ALG II nach Abschluss der Ausbildung

Nach § 7 Abs. 5 SGB II erhalten Auszubildende, deren Ausbildung u.a. im Rahmen des Bundesausbildungsförderungsgesetzes (BAföG) dem Grunde nach förderungsfähig ist, kein ALG II. Auszubildender ist, wer sich in einer Ausbildung befindet. Die Ausbildung – und damit zugleich auch die Förderungsfähigkeit nach BAföG – endet mit dem Bestehen der Abschlussprüfung, § 15 b Abs. 3 Satz 1 BAföG. Ab dem Tag nach der Prüfung besteht mithin – unabhängig von der bestehenden Immatrikulation – ein ALG II-Anspruch (zur Berechnung § 41 SGB II). Denn neben einer organisatorischen Zugehörigkeit zur Universität ist das „tatsächliche Betreiben“ der Ausbildung Voraussetzung der Förderungsfähigkeit nach BAföG (BSG, Urteil vom 22.03.2012, B 4 AS 102/11 R, Rz. 16 f. m.w.N.; BSG, Urteil vom 22.08.2012, B 14 AS 197/11 R, Rz. 17) und es entspricht auch dem semantischen Gehalt des Wortes „Ausbildung“, dass tatsächlich gelernt wird.

ALG II vor Beginn der Ausbildung

Nichts anders gilt für den Zeitraum nach der Immatrikulation aber vor dem Beginn der Einführungsveranstaltungen.

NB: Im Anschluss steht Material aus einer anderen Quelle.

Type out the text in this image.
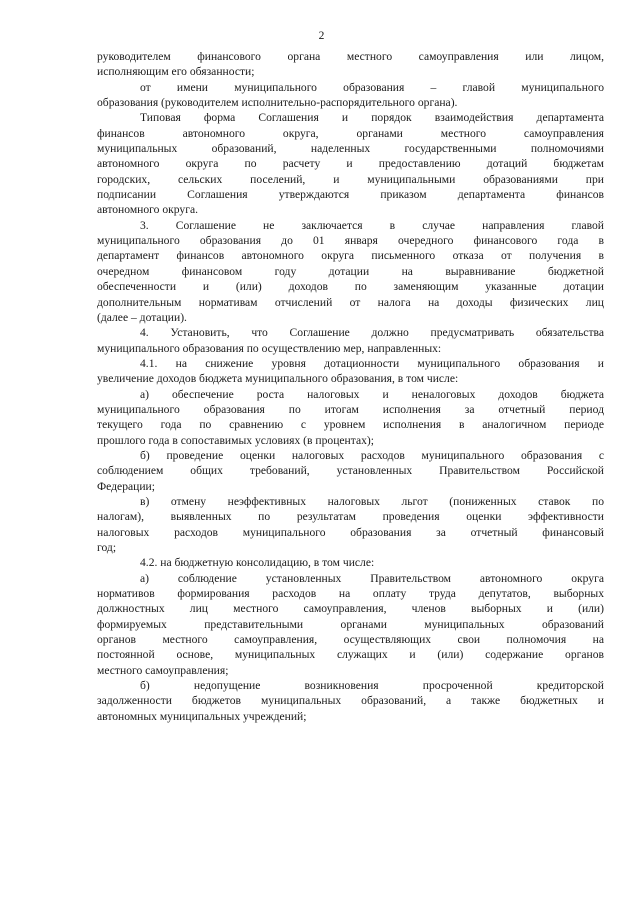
2
руководителем финансового органа местного самоуправления или лицом,
исполняющим его обязанности;
от имени муниципального образования – главой муниципального
образования (руководителем исполнительно-распорядительного органа).
Типовая форма Соглашения и порядок взаимодействия департамента
финансов автономного округа, органами местного самоуправления
муниципальных образований, наделенных государственными полномочиями
автономного округа по расчету и предоставлению дотаций бюджетам
городских, сельских поселений, и муниципальными образованиями при
подписании Соглашения утверждаются приказом департамента финансов
автономного округа.
3. Соглашение не заключается в случае направления главой
муниципального образования до 01 января очередного финансового года в
департамент финансов автономного округа письменного отказа от получения в
очередном финансовом году дотации на выравнивание бюджетной
обеспеченности и (или) доходов по заменяющим указанные дотации
дополнительным нормативам отчислений от налога на доходы физических лиц
(далее – дотации).
4. Установить, что Соглашение должно предусматривать обязательства
муниципального образования по осуществлению мер, направленных:
4.1. на снижение уровня дотационности муниципального образования и
увеличение доходов бюджета муниципального образования, в том числе:
а) обеспечение роста налоговых и неналоговых доходов бюджета
муниципального образования по итогам исполнения за отчетный период
текущего года по сравнению с уровнем исполнения в аналогичном периоде
прошлого года в сопоставимых условиях (в процентах);
б) проведение оценки налоговых расходов муниципального образования с
соблюдением общих требований, установленных Правительством Российской
Федерации;
в) отмену неэффективных налоговых льгот (пониженных ставок по
налогам), выявленных по результатам проведения оценки эффективности
налоговых расходов муниципального образования за отчетный финансовый
год;
4.2. на бюджетную консолидацию, в том числе:
а) соблюдение установленных Правительством автономного округа
нормативов формирования расходов на оплату труда депутатов, выборных
должностных лиц местного самоуправления, членов выборных и (или)
формируемых представительными органами муниципальных образований
органов местного самоуправления, осуществляющих свои полномочия на
постоянной основе, муниципальных служащих и (или) содержание органов
местного самоуправления;
б) недопущение возникновения просроченной кредиторской
задолженности бюджетов муниципальных образований, а также бюджетных и
автономных муниципальных учреждений;
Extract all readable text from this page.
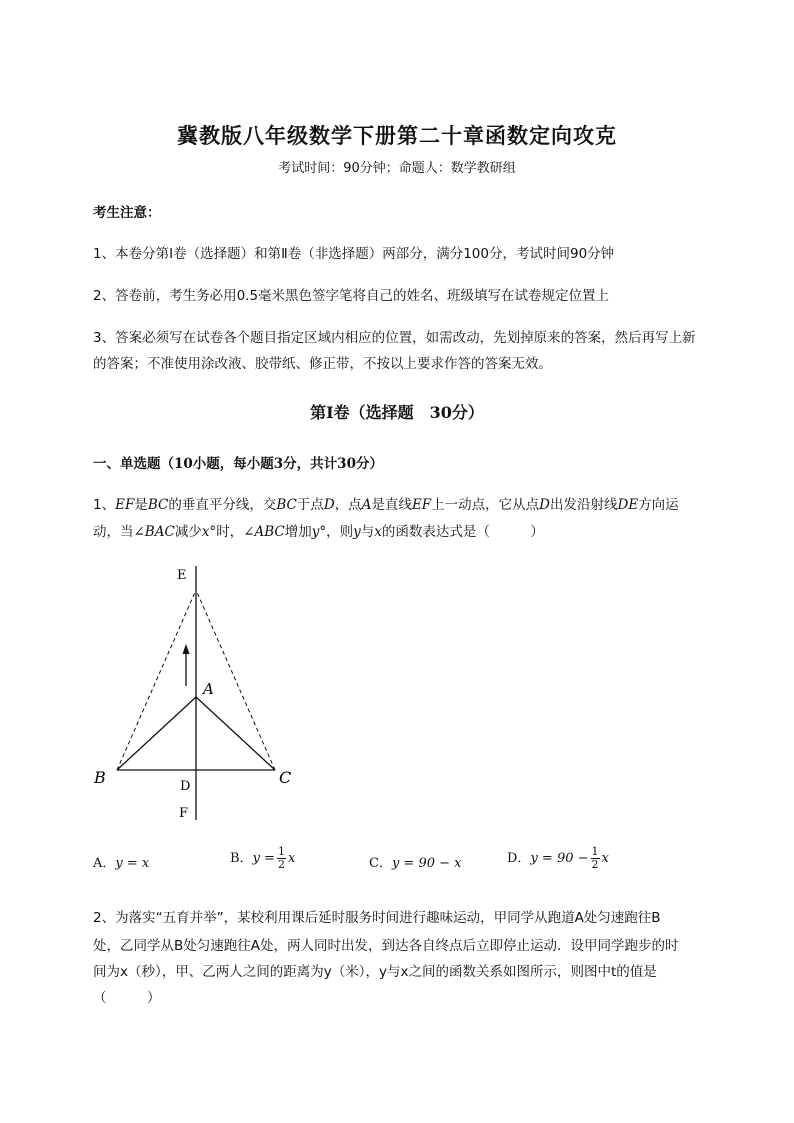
冀教版八年级数学下册第二十章函数定向攻克
考试时间：90分钟；命题人：数学教研组
考生注意：
1、本卷分第I卷（选择题）和第Ⅱ卷（非选择题）两部分，满分100分，考试时间90分钟
2、答卷前，考生务必用0.5毫米黑色签字笔将自己的姓名、班级填写在试卷规定位置上
3、答案必须写在试卷各个题目指定区域内相应的位置，如需改动，先划掉原来的答案，然后再写上新
的答案；不准使用涂改液、胶带纸、修正带，不按以上要求作答的答案无效。
第I卷（选择题　30分）
一、单选题（10小题，每小题3分，共计30分）
1、EF是BC的垂直平分线，交BC于点D，点A是直线EF上一动点，它从点D出发沿射线DE方向运
动，当∠BAC减少x°时，∠ABC增加y°，则y与x的函数表达式是（　　　）
E
A
B	D	C
F
A．y = x	B．$y = \frac{1}{2}$ x	C．y = 90 − x	D．$y = 90 - \frac{1}{2}$ x
2、为落实“五育并举”，某校利用课后延时服务时间进行趣味运动，甲同学从跑道A处匀速跑往B
处，乙同学从B处匀速跑往A处，两人同时出发，到达各自终点后立即停止运动．设甲同学跑步的时
间为x（秒），甲、乙两人之间的距离为y（米），y与x之间的函数关系如图所示，则图中t的值是
（　　　）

Auch hier kann nicht allein auf die Immatrikulation abgestellt werden. Entscheidend ist vielmehr, wann das Studium tatsächlich aufgenommen wird (BSG, Urteil vom 28.03.2013, B 4 AS 59/12 R, Rn. 19 f. zum Regelungsbereich SGB II/ALG II; a.A. SG Kiel, Urteil vom 15.02.2017, S 37 AS 347/15). Bis zu diesem Zeitpunkt steht auch ein eingeschriebener Student dem Arbeitsmarkt wie ein normaler Arbeitsloser zur Verfügung (vgl. SG Mainz, Pressemitteilung vom 09.08.2012 zum Aktenzeichen S 4 AL 314/10 zum Regelungsbereich SGB III/ALG I; BSG, Urteil vom 08.04.2013, B 11 AL 137/12 B zum ALG I; LSG Hessen, Urteil vom 26.06.2013, L 6 AL 186/10 sowie die Pressemitteilung des Hessischen Landessozialgericht zum Urteil vom 21.09.2012, L 7 AL 3/12 zum ALG I).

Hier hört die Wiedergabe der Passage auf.